Jane Yolen's White Jenna is less a sequel to Sister Light, Sister Dark than it is the second half of a great story. In fact, the last words of Sister Light, Sister Dark are "Here ends Book 1" and together, these two books are known as The Books of Great Alta (or The Chronicles of Great Alta, as they are called on the inside dust cover of the other, much weaker member of the series, The One-Armed Queen). They tell the story behind and around a myth, a legend, and offer glimpses into the folklore and history of an imaginary people, and do so very well.

The myth of White Jenna is that of the Great Goddess Alta, the creator goddess worshipped by the people of the Dales and especially the women warriors of the Hames, sanctuaries that adopt unwanted female children and teach them the secrets of Alta's lore.

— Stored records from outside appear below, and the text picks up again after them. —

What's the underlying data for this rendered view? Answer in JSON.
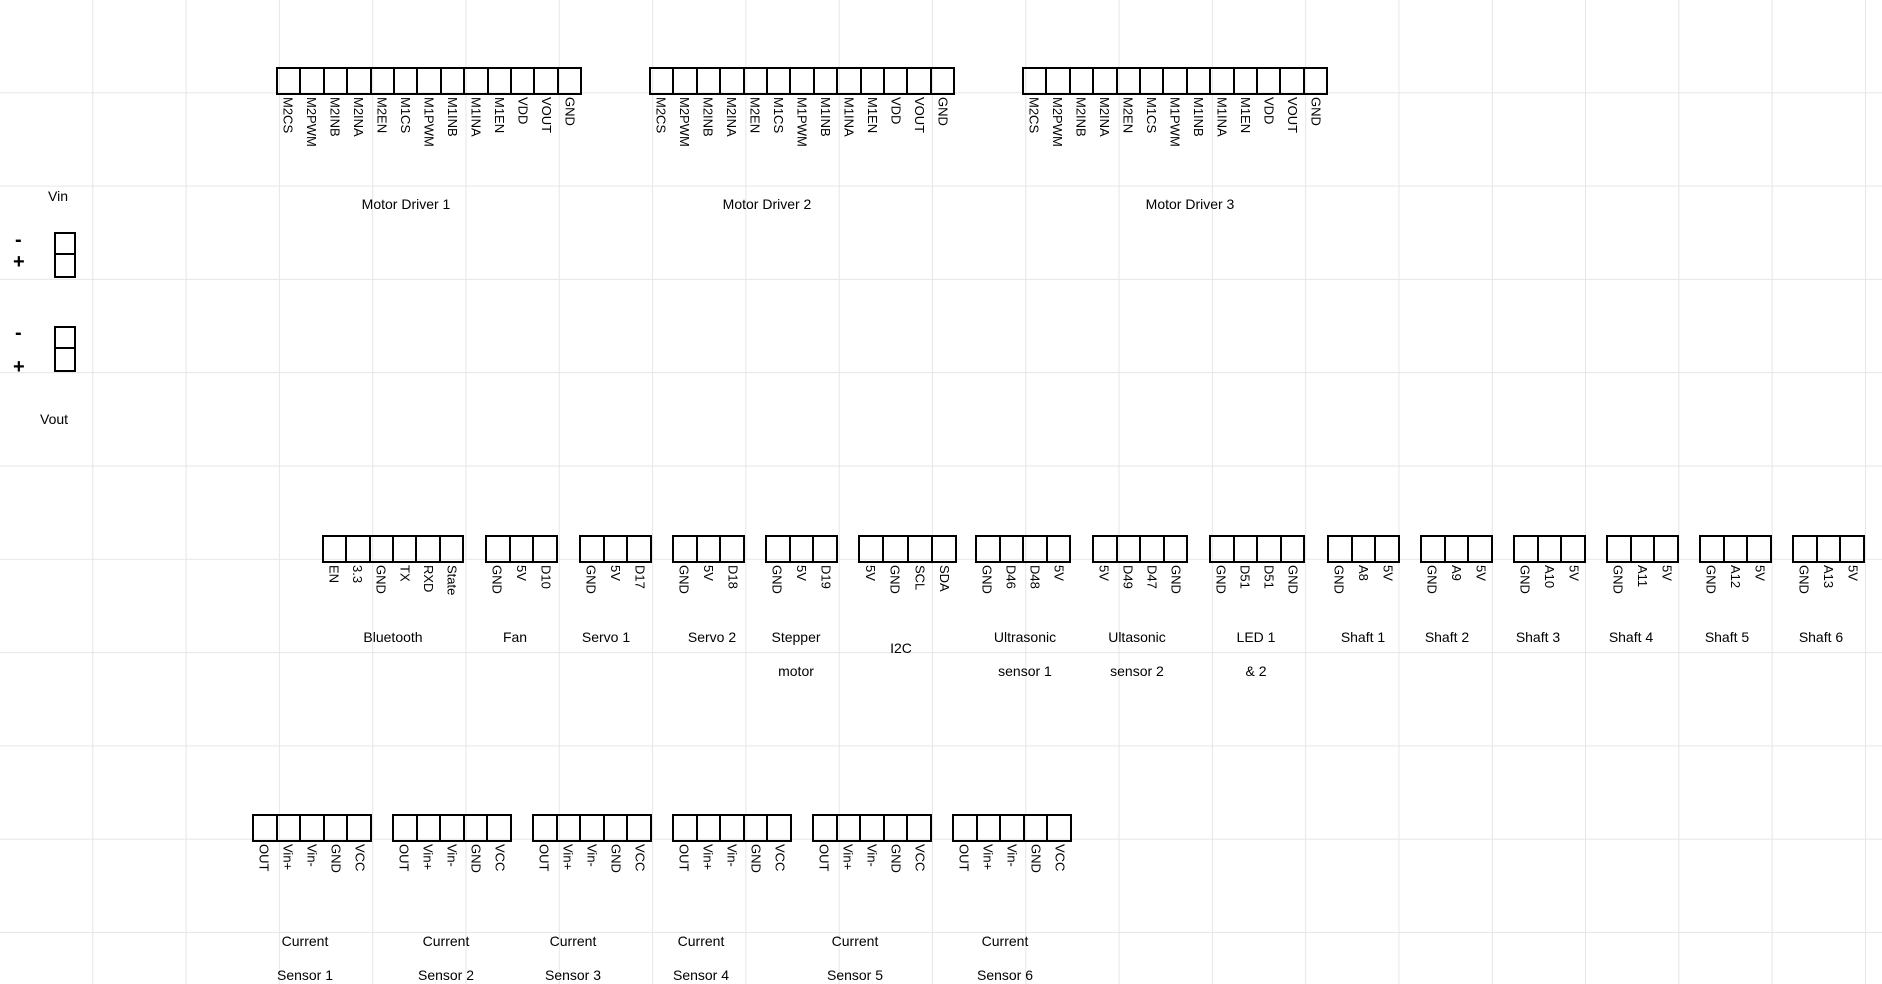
{
  "power": {
    "vin_label": "Vin",
    "vout_label": "Vout",
    "minus": "-",
    "plus": "+"
  },
  "connectors": [
    {
      "id": "motor-driver-1",
      "title": [
        "Motor Driver 1"
      ],
      "pins": [
        "M2CS",
        "M2PWM",
        "M2INB",
        "M2INA",
        "M2EN",
        "M1CS",
        "M1PWM",
        "M1INB",
        "M1INA",
        "M1EN",
        "VDD",
        "VOUT",
        "GND"
      ]
    },
    {
      "id": "motor-driver-2",
      "title": [
        "Motor Driver 2"
      ],
      "pins": [
        "M2CS",
        "M2PWM",
        "M2INB",
        "M2INA",
        "M2EN",
        "M1CS",
        "M1PWM",
        "M1INB",
        "M1INA",
        "M1EN",
        "VDD",
        "VOUT",
        "GND"
      ]
    },
    {
      "id": "motor-driver-3",
      "title": [
        "Motor Driver 3"
      ],
      "pins": [
        "M2CS",
        "M2PWM",
        "M2INB",
        "M2INA",
        "M2EN",
        "M1CS",
        "M1PWM",
        "M1INB",
        "M1INA",
        "M1EN",
        "VDD",
        "VOUT",
        "GND"
      ]
    },
    {
      "id": "bluetooth",
      "title": [
        "Bluetooth"
      ],
      "pins": [
        "EN",
        "3.3",
        "GND",
        "TX",
        "RXD",
        "State"
      ]
    },
    {
      "id": "fan",
      "title": [
        "Fan"
      ],
      "pins": [
        "GND",
        "5V",
        "D10"
      ]
    },
    {
      "id": "servo-1",
      "title": [
        "Servo 1"
      ],
      "pins": [
        "GND",
        "5V",
        "D17"
      ]
    },
    {
      "id": "servo-2",
      "title": [
        "Servo 2"
      ],
      "pins": [
        "GND",
        "5V",
        "D18"
      ]
    },
    {
      "id": "stepper-motor",
      "title": [
        "Stepper",
        "motor"
      ],
      "pins": [
        "GND",
        "5V",
        "D19"
      ]
    },
    {
      "id": "i2c",
      "title": [
        "I2C"
      ],
      "pins": [
        "5V",
        "GND",
        "SCL",
        "SDA"
      ]
    },
    {
      "id": "ultrasonic-sensor-1",
      "title": [
        "Ultrasonic",
        "sensor 1"
      ],
      "pins": [
        "GND",
        "D46",
        "D48",
        "5V"
      ]
    },
    {
      "id": "ultrasonic-sensor-2",
      "title": [
        "Ultasonic",
        "sensor 2"
      ],
      "pins": [
        "5V",
        "D49",
        "D47",
        "GND"
      ]
    },
    {
      "id": "led-1-2",
      "title": [
        "LED 1",
        "& 2"
      ],
      "pins": [
        "GND",
        "D51",
        "D51",
        "GND"
      ]
    },
    {
      "id": "shaft-1",
      "title": [
        "Shaft 1"
      ],
      "pins": [
        "GND",
        "A8",
        "5V"
      ]
    },
    {
      "id": "shaft-2",
      "title": [
        "Shaft 2"
      ],
      "pins": [
        "GND",
        "A9",
        "5V"
      ]
    },
    {
      "id": "shaft-3",
      "title": [
        "Shaft 3"
      ],
      "pins": [
        "GND",
        "A10",
        "5V"
      ]
    },
    {
      "id": "shaft-4",
      "title": [
        "Shaft 4"
      ],
      "pins": [
        "GND",
        "A11",
        "5V"
      ]
    },
    {
      "id": "shaft-5",
      "title": [
        "Shaft 5"
      ],
      "pins": [
        "GND",
        "A12",
        "5V"
      ]
    },
    {
      "id": "shaft-6",
      "title": [
        "Shaft 6"
      ],
      "pins": [
        "GND",
        "A13",
        "5V"
      ]
    },
    {
      "id": "current-sensor-1",
      "title": [
        "Current",
        "Sensor 1"
      ],
      "pins": [
        "OUT",
        "Vin+",
        "Vin-",
        "GND",
        "VCC"
      ]
    },
    {
      "id": "current-sensor-2",
      "title": [
        "Current",
        "Sensor 2"
      ],
      "pins": [
        "OUT",
        "Vin+",
        "Vin-",
        "GND",
        "VCC"
      ]
    },
    {
      "id": "current-sensor-3",
      "title": [
        "Current",
        "Sensor 3"
      ],
      "pins": [
        "OUT",
        "Vin+",
        "Vin-",
        "GND",
        "VCC"
      ]
    },
    {
      "id": "current-sensor-4",
      "title": [
        "Current",
        "Sensor 4"
      ],
      "pins": [
        "OUT",
        "Vin+",
        "Vin-",
        "GND",
        "VCC"
      ]
    },
    {
      "id": "current-sensor-5",
      "title": [
        "Current",
        "Sensor 5"
      ],
      "pins": [
        "OUT",
        "Vin+",
        "Vin-",
        "GND",
        "VCC"
      ]
    },
    {
      "id": "current-sensor-6",
      "title": [
        "Current",
        "Sensor 6"
      ],
      "pins": [
        "OUT",
        "Vin+",
        "Vin-",
        "GND",
        "VCC"
      ]
    }
  ]
}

According to myth, Great Alta drew the queen of shadows out of light and the queen of light out of darkness, and made them as sisters. Likewise, the women of the Hames practice a secret magic that allows them to call forth their dark sisters --- mirror twins who appear in the shadows of the moon or by firelight. Finally, Alta is believed to call forth the White Queen, the Anna, who may or may not be the queen of light or an avatar of the great mother goddess herself, but who is nonetheless associated with great change and upheavals, endings and beginnings.

Conflict arises because although the Garunians, invaders from the mainland who rule the Dales, also believe in the legend of the Anna, they strive to impose patriarchy on the peaceful, pastoral Dalites (also called Altites). The Dales have accepted Garunian rule for the most part, although most have continued to believe a combination of the two cultures' mythology. Unfortunately, certain treacherous factions in the Garunian ruling class are not willing to accept this compromise.

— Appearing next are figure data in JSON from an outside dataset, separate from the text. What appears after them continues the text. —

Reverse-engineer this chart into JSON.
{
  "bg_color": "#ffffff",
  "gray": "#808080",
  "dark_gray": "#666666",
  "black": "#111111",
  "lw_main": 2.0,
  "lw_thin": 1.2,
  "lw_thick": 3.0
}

The story of White Jenna is a continuation of Sister Light, Sister Dark, which is summarized briefly at the beginning of Book 2. SPOILER ALERT! Skip to the next paragraph if you don't want to know too much about Sister Light, Sister Dark. Book 1 told of a white-haired girl, Jenna, who grew up in Selden Hame after her mother died in childbirth. At the end of Sister Light, Sister Dark, Jenna had already become caught up in great events, severed from the childhood friend Pynt, whom she called her dark sister and her shadow, and was preparing to play a greater role in what looked like a turning point the history of the Dales. She had also met Prince Carum Longbow, a scholar and youngest son of a king killed by treachery. Perhaps most importantly of all, she called forth her dark sister, Skada, months before she was considered ready to do so and without the traditional ritual. This accomplishment was met with the great surprise and consternation of everyone but Skada, who said simply, "Need called to need."

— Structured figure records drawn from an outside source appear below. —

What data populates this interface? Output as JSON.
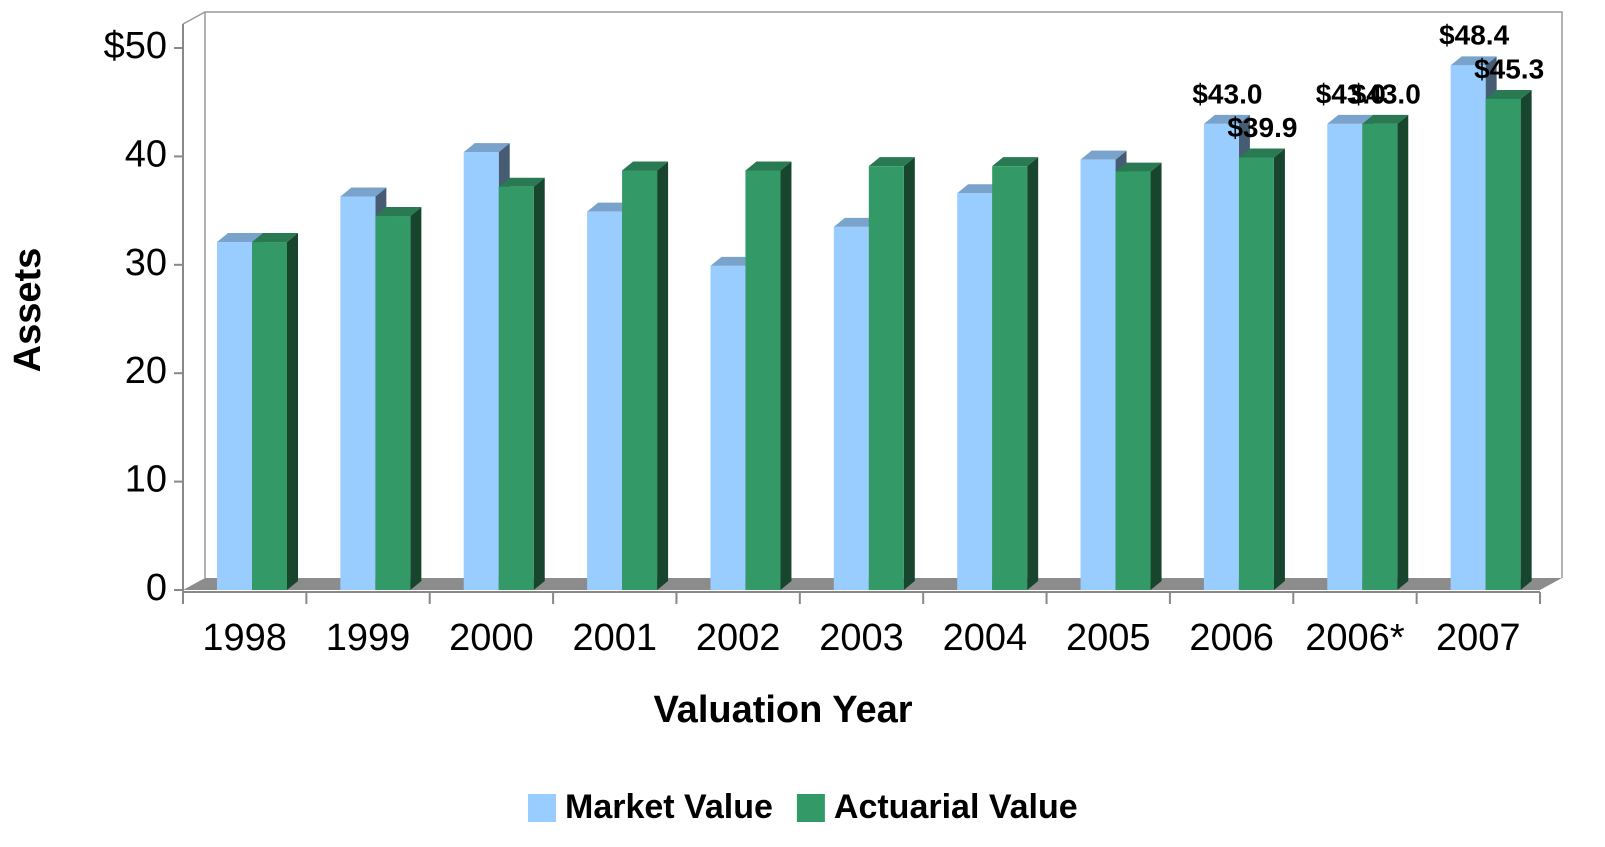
{
  "chart_data": {
    "type": "bar",
    "xlabel": "Valuation Year",
    "ylabel": "Assets",
    "categories": [
      "1998",
      "1999",
      "2000",
      "2001",
      "2002",
      "2003",
      "2004",
      "2005",
      "2006",
      "2006*",
      "2007"
    ],
    "series": [
      {
        "name": "Market Value",
        "color": "#99ccff",
        "values": [
          32.1,
          36.3,
          40.4,
          34.9,
          29.9,
          33.5,
          36.6,
          39.7,
          43.0,
          43.0,
          48.4
        ],
        "value_labels": [
          null,
          null,
          null,
          null,
          null,
          null,
          null,
          null,
          "$43.0",
          "$43.0",
          "$48.4"
        ]
      },
      {
        "name": "Actuarial Value",
        "color": "#339966",
        "values": [
          32.1,
          34.5,
          37.2,
          38.7,
          38.7,
          39.1,
          39.1,
          38.6,
          39.9,
          43.0,
          45.3
        ],
        "value_labels": [
          null,
          null,
          null,
          null,
          null,
          null,
          null,
          null,
          "$39.9",
          "$43.0",
          "$45.3"
        ]
      }
    ],
    "ylim": [
      0,
      50
    ],
    "yticks": [
      0,
      10,
      20,
      30,
      40,
      {
        "value": 50,
        "label": "$50"
      }
    ],
    "grid": false,
    "legend": "bottom"
  }
}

In White Jenna, the title character, an orphaned girl child of the Hames caught up in great events during her coming of age, grows into her role as the White Queen, and plays a crucial part in what are referred to by historians cited in the book as the Gender Wars. The book is a mixture of Jenna's story, the legend of the White Queen, and the myth of Great Alta. Like Sister Light, Sister Dark, White Jenna's main plot is interwoven with songs from the Dales and excerpts from scholarly work about Jenna and Carum's period done hundreds of years afterwards. Yolen offers her readers a glimpse into the academic controversies surrounding the Gender Wars, the G'runs, and the "legendary" White Goddess which are particularly hilarious when contrasted with Jenna's actual story. Yolen, a noted folklorist and storyteller, throws in a few relevant folktales for good measure, and a list of the Dalite proverbs quoted in both White Jenna and its predecessor. Each book contains the sheet music to all the songs featured in its story, which is another nice touch, I thought.

Finally,as I mentioned in my review of Sister Light, Sister Dark, The Books of Great Alta are especially notable for doing something new with the worn out old concept of duality. Even their ending can be read two different ways, and there's something very appropriate and satisfying about that. All stories are true, says Alan Moore, and so it is with all the different layers of these lovely, lovely books.

Yolen, Jane. White Jenna. New York: A Tor Book (published by Tom Doherty Associates, Inc.), 1989.